Les causes de cette débâcle sont anciennes et multiples. Trois décennies de retrait de l’Etat ont entraîné la déliquescence de son tissu productif et une dégradation sans précédent de la place de la France dans l’économie mondiale. Le repli de la puissance publique doit être replacé dans le cadre de la remise en cause de la dynamique du capitalisme français, dont la coordination étatique avait pourtant assuré la force pendant les Trente Glorieuses.
La CGT a pourtant donné leurs chances aux initiatives politiques sans que celles-ci ne portent le moindre résultat, c’est pourquoi il convient de dénoncer en tout premier lieu le désengagement de la puissance publique française. Ce désengagement a été d’autant plus lourd que les nations mercantilistes de l’Europe ont pu organiser la division du travail autour d’elles. La démobilisation s’est accélérée dans la pratique depuis quatre ans, tandis que les effets d’annonce gouvernementaux sonnaient sans cesse la mobilisation. Parmi les dernières illustrations de ces exhortations, il faut retenir la rédaction du rapport de la Conférence nationale de l’industrie (CNI), basé sur les travaux des 12 comités stratégiques de filières et des groupes de travail transverses. L’orientation qui se dégage des groupes de travail et notamment du groupe de travail constat présage d’une orientation axée vers la compétitivité coût et notamment coût du travail. S’il convient d’en dénoncer les erreurs de méthode et de raisonnement, ce que se propose de faire rapidement ce texte, il faut surtout tenter de comprendre pourquoi la France a abdiqué de la sorte. La récitation des formes les plus caricaturales du libéralisme n’explique pas en effet pourquoi les gouvernements français ont accepté de les apprendre par cœur.

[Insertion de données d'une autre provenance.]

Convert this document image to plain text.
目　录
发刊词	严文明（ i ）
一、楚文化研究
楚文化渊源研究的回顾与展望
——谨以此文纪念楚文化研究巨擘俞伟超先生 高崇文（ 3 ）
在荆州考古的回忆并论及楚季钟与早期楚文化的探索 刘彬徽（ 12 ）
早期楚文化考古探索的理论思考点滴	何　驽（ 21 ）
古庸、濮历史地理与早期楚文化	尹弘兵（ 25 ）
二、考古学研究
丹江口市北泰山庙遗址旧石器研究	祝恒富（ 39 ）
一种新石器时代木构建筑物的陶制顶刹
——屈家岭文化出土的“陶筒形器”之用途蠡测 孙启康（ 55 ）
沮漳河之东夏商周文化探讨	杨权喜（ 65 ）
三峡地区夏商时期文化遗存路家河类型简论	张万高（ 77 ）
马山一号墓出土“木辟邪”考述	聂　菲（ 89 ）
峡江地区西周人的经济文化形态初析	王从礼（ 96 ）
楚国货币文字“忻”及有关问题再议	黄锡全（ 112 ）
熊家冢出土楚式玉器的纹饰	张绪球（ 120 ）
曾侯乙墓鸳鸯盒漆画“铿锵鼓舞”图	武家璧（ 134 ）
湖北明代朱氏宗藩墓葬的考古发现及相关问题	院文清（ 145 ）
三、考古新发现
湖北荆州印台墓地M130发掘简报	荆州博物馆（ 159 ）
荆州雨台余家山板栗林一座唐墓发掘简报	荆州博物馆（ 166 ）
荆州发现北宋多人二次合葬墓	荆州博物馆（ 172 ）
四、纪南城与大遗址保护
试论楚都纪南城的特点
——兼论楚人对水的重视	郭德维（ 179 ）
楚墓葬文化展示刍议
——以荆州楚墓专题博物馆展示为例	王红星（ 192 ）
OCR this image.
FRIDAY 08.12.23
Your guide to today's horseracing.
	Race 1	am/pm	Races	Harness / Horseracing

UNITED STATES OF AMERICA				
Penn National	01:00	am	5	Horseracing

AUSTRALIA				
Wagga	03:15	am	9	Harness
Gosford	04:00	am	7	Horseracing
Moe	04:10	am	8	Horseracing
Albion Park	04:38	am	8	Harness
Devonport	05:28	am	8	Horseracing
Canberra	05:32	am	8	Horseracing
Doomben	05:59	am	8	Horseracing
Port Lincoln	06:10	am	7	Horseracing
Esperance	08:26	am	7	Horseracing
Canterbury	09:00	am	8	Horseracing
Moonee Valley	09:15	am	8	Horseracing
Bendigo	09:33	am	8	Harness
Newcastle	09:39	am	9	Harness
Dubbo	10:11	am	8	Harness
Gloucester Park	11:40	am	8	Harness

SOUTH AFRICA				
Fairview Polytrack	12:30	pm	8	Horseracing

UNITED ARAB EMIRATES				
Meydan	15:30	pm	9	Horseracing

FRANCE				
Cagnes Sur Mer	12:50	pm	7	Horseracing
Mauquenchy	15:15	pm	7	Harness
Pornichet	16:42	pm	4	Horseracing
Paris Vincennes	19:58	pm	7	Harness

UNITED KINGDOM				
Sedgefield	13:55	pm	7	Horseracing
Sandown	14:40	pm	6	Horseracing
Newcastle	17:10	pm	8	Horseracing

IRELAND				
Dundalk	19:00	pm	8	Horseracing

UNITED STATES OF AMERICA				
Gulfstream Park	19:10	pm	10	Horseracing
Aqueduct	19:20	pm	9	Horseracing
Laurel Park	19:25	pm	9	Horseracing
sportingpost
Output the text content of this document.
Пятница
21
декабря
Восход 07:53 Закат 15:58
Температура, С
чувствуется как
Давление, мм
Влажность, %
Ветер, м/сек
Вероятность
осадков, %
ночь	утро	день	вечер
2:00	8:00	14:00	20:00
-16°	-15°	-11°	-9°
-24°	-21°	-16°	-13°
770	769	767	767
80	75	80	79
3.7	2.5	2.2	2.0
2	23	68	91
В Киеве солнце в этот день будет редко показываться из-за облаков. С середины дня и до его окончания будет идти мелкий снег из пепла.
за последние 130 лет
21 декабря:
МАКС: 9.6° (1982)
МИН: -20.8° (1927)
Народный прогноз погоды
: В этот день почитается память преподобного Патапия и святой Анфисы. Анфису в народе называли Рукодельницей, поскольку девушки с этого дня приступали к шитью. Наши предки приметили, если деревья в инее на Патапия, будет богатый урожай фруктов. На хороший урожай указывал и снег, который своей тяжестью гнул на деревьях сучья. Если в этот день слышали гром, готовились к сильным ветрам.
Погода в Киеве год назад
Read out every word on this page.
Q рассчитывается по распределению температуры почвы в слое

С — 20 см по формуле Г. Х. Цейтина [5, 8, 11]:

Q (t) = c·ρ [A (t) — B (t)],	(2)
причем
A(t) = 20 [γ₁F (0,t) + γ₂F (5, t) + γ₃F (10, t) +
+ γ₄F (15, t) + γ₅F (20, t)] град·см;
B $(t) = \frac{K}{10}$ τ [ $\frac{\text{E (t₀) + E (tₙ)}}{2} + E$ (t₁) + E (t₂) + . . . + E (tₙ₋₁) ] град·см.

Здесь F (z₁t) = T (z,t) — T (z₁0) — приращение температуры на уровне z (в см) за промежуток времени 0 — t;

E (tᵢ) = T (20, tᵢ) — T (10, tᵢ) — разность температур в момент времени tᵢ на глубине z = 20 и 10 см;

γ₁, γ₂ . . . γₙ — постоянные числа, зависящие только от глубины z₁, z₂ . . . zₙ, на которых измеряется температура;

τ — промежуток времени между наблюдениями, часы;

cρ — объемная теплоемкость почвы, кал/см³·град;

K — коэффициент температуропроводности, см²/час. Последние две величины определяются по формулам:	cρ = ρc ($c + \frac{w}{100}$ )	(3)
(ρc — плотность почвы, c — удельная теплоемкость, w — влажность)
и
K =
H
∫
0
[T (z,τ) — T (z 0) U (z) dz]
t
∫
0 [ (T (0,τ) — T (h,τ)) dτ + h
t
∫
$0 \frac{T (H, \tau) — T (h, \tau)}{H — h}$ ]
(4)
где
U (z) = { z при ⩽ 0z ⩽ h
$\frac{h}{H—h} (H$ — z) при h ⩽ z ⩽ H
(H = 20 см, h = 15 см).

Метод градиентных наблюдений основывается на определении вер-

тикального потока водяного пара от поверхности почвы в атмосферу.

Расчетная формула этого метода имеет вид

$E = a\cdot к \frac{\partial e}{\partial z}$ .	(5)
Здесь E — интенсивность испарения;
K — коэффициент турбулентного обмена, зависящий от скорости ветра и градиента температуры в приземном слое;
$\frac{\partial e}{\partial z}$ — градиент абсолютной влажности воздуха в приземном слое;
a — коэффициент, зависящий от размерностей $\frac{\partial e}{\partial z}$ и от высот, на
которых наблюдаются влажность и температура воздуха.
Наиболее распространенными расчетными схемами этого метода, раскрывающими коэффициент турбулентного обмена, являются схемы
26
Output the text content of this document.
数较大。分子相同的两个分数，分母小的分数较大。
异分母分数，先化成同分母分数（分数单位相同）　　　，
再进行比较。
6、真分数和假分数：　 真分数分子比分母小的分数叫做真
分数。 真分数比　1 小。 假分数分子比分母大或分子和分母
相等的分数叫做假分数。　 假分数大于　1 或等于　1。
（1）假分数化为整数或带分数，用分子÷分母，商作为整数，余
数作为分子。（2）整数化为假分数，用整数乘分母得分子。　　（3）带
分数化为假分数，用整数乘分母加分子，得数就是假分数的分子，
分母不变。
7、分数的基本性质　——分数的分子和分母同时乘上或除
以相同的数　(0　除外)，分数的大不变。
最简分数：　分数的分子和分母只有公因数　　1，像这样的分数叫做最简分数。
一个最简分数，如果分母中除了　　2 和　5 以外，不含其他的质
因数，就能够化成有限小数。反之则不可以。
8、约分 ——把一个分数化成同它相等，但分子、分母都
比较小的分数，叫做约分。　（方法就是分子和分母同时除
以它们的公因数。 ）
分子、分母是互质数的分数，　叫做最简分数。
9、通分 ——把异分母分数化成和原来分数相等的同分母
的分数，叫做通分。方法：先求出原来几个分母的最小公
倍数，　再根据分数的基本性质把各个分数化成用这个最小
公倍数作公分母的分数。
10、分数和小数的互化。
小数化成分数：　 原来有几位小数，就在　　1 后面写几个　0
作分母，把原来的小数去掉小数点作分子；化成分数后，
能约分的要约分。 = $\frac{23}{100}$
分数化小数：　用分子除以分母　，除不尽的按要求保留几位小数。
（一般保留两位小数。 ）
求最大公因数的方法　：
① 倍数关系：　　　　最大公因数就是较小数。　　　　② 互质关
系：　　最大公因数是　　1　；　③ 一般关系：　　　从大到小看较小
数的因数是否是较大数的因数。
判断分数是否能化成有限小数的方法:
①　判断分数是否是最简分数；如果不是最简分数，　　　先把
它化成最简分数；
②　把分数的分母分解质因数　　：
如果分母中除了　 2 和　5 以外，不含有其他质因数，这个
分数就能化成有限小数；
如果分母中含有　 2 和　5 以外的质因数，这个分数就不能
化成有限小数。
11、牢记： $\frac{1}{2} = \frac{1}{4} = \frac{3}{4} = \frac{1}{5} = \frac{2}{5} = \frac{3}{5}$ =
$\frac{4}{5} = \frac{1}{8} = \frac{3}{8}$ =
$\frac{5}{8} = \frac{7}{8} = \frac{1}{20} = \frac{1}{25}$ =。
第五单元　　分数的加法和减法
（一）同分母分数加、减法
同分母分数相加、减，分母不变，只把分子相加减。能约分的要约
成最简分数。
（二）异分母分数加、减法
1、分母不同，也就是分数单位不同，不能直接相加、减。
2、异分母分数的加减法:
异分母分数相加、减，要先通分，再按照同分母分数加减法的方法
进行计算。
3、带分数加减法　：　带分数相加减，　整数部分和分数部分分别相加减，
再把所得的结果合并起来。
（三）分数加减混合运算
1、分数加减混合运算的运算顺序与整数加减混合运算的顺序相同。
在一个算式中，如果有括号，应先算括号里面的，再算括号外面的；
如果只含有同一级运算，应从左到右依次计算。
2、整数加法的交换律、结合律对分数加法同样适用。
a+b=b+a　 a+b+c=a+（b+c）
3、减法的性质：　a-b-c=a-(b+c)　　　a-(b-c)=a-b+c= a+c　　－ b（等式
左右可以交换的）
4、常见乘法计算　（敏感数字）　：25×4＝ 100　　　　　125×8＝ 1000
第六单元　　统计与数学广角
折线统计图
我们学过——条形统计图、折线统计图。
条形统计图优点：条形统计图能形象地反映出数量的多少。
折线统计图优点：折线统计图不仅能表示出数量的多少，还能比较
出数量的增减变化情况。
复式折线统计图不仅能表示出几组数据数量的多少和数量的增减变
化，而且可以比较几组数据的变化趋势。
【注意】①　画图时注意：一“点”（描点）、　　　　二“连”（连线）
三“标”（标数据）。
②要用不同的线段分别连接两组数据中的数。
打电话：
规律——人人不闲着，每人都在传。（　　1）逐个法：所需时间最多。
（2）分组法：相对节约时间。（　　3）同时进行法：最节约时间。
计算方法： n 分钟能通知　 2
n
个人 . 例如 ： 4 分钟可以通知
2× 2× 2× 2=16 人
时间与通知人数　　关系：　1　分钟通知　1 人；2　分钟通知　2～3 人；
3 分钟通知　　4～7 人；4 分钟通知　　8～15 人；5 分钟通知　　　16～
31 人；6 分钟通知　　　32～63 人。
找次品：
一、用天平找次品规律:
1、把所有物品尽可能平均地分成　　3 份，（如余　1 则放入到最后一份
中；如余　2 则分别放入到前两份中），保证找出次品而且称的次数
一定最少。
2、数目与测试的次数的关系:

A. Les ressorts de la rhétorique d’un Etat affaibli
Les excuses gouvernementales n’étonnent pas par leur classicisme : elles reprennent à l’envi la litanie des dogmes libéraux qui font porter les échecs sur les adversaires du marché et de sa flexibilité. Tour à tour, les 35 heures ont été incriminées, puis le poids des cotisations sociales trop élevées, la faiblesse des marges des entreprises françaises... Regarder attentivement les statistiques permet de rétablir le diagnostic sur l’état de notre industrie et de l’économie française.
Il suffit de rappeler que la période des 35 heures a été celle où la France a connu une des plus fortes croissances depuis la fin des Trente glorieuses, ou que le coût du travail français n’est pas si élevé : la rémunération du travail par heure ou par employé est plus haute dans l’industrie manufacturière allemande que dans l’industrie manufacturière française . Le coût horaire est également plus élevé en Allemagne qu’en France dans cette industrie, comme le montre le Département américain du travail . Ce n’est pas une bonne nouvelle pour la France. Si l’industrie manufacturière française veut en effet monter en gamme, il lui faut plus de techniciens, d’ingénieurs, de cadres et bien sûr d’ouvriers hautement qualifiés, mieux rémunérés et mieux formés. De son côté, le taux de marge passe de 23,6 % % en 1980 à 30,2 % en 2010, alors que le taux d’investissement baisse lui de 19,9 % à 18,7 % pour la même période. L’existence d’une causalité naturelle entre compétitivité-coût et croissance est absurde, elle est notamment contredite par les expériences européennes et les comparaisons franco-allemandes .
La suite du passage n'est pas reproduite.